Tom van Alten at FortBoise of Idaho writes—But his emails:

WaPo’s fact-checker finds the “repeated pleas of ignorance warrant heavy skepticism.” That’s the suit-and-tie way of saying he’s a facile liar, a Three Pinocchio liar, which is the best kind, because the 11-10 majority of Republicans can scootch you through on the “hey, it wasn’t four Pinocchios!” basis. Perfect nominee for POTWEETOH.

state blogs. fortboise

Manuel Miranda, the Republican Senate staffer who oversaw the theft of most of five thousand documents over 18 months from 2001 to 2003, insists “I never told him that I got this from the Democrats.” “There was never anything like that.” Handed this trove of “richly detailed” inside information with “a ton of clues,” this extremely qualified future jurist was somehow utterly clueless about what was going on around him.

“I never suspected anything untoward,” he testified back in 2004 on his way to being confirmed to the Court of Appeals. “Nothing out of the ordinary.”

You can see why they’re so keen to get this guy on the Supreme Court, eh.
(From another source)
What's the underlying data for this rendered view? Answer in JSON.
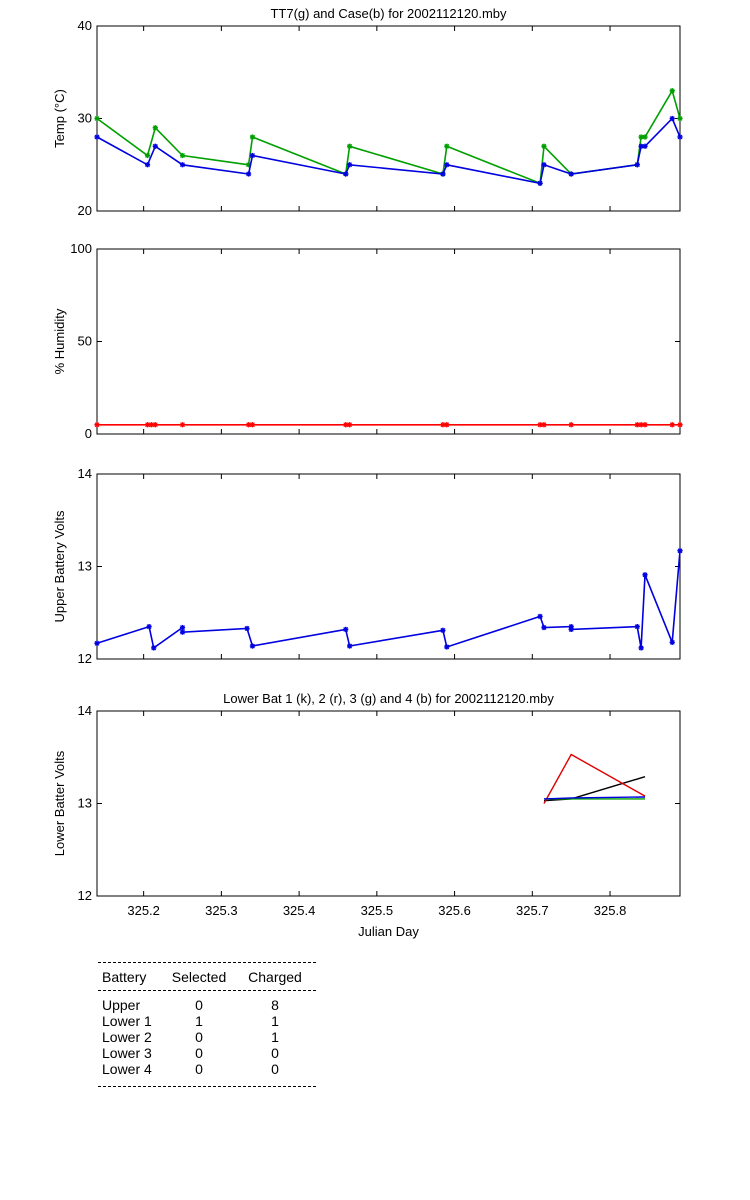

Not just his ability to recognize strategic advantage and act on it, but his ability to pretend like it’s all above board. As counsel for Sen. Patrick Leahy, Lisa Graves put it:

“Kavanaugh was certainly a hardcore political operative. He would know exactly what this was, that this was secret research from the Democrats, from a Democratic lawyer, on the most important fight they were having, in the middle of that fight, on the most important issue that fight was about.”

Her headline for a piece in Slate earlier this month kind of wraps up the story in a nutshell: I Wrote Some of the Stolen Memos That Brett Kavanaugh Lied to the Senate About. And the subhead: “He should be impeached, not elevated.”